TikTok Returns to US Government Devices, but Agencies Can Still Block It

Author: Qoo Media

Federal employees may once again download and install TikTok on devices provided by the US government. The change follows the creation of a new operating structure that officials say addresses the data protection concerns behind the earlier restriction.

The approval is not an automatic requirement for every federal workplace. Individual agencies can still decide whether TikTok may be installed on their government-issued phones and other devices.

The revised service is operated by TikTok US Data Security Joint Venture, an entity formed after a deal to sell part of TikTok’s US business was completed in January this year. US officials said this version of the platform is no longer covered by the ban because it operates independently from ByteDance.

ByteDance retains nearly 20% of the new entity. The remaining ownership is controlled by a group of non-Chinese investors that includes US technology company Oracle.

How the New Arrangement Works

TikTok said the joint venture would protect US user data through Oracle’s cloud infrastructure in the United States. It also said the entity would train its recommendation algorithm using US user data while preserving access to international content.

Area Details
Operating entity TikTok US Data Security Joint Venture
ByteDance stake Nearly 20%
Majority control Non-Chinese investors, including Oracle
US user data Protected through Oracle cloud infrastructure in the United States

The US government said the joint venture had revised the content recommendation algorithm and cybersecurity program originally developed by ByteDance. According to the government statement, those changes were intended to protect federal information from the security concerns that prompted the initial ban.

The policy shift reverses a restriction introduced in 2022, when TikTok was barred from installation on nearly all US government-provided devices. At the time, national security concerns focused on the possibility that China could use the app to collect user data through its parent company.

Chris Wray, then director of the FBI, warned that China could potentially use TikTok for such data collection.

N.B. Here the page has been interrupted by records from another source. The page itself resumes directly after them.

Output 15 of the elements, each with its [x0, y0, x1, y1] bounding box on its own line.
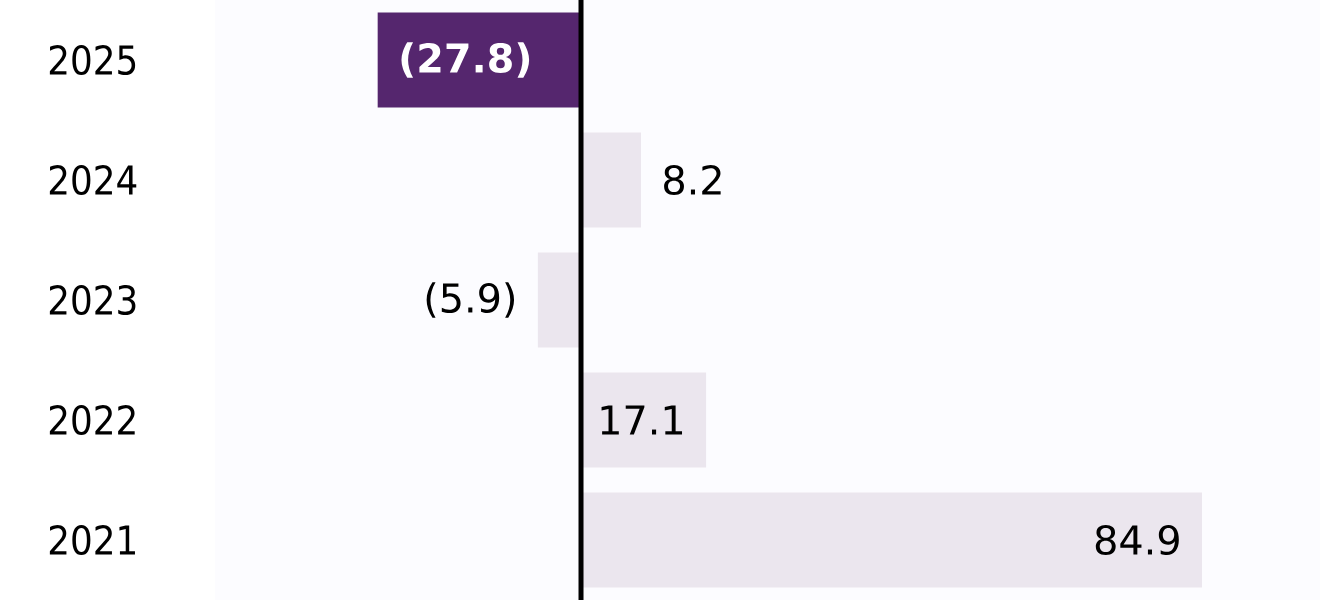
y-tick-label: 2024 — [49, 164, 137, 196]
data-label: (5.9) — [426, 282, 515, 318]
bar — [537, 252, 582, 348]
data-label: 17.1 — [601, 405, 683, 435]
y-tick-label: 2025 — [49, 44, 136, 76]
bar — [377, 12, 582, 108]
bar — [581, 492, 1203, 588]
data-label: 8.2 — [664, 164, 721, 196]
y-tick-label: 2022 — [49, 404, 135, 436]
data-label: (27.8) — [401, 42, 530, 78]
y-tick-label: 2023 — [49, 284, 136, 316]
data-label: 84.9 — [1095, 524, 1179, 556]
y-tick-label: 2021 — [49, 524, 135, 556]
bar — [581, 132, 641, 228]
bar — [581, 372, 707, 468]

The concern later expanded into a broader political and legislative dispute over the app’s US operations.

A Broader Push to Restructure TikTok

In 2024, the US House of Representatives passed legislation that would have blocked TikTok completely in the United States unless ByteDance sold part of its business. The eventual agreement created the new joint venture that now operates the revised version of the platform.

The new status does not remove agency-level discretion over employee devices. Officials said an agency may independently prohibit TikTok downloads for workforce management reasons, including efforts to improve employee productivity.

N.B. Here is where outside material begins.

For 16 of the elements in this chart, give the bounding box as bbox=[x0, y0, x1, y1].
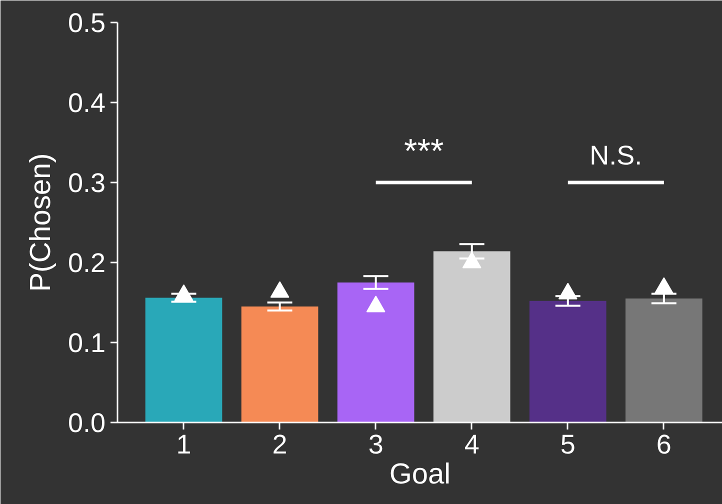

That means access could differ across the federal government even after the central restriction has been lifted. Employees may be allowed to install TikTok in one agency while another maintains its own internal prohibition.

The decision therefore rests on two separate levels: the federal assessment of the restructured TikTok service and each agency’s operational policy. The first has changed because of the new ownership, data protection, algorithm, and cybersecurity arrangements, while the second remains in the hands of individual institutions.

The return of TikTok to government devices is consequently conditional rather than universal. The platform has cleared the federal ban tied to earlier security concerns, but agency leaders can still limit its use on government property.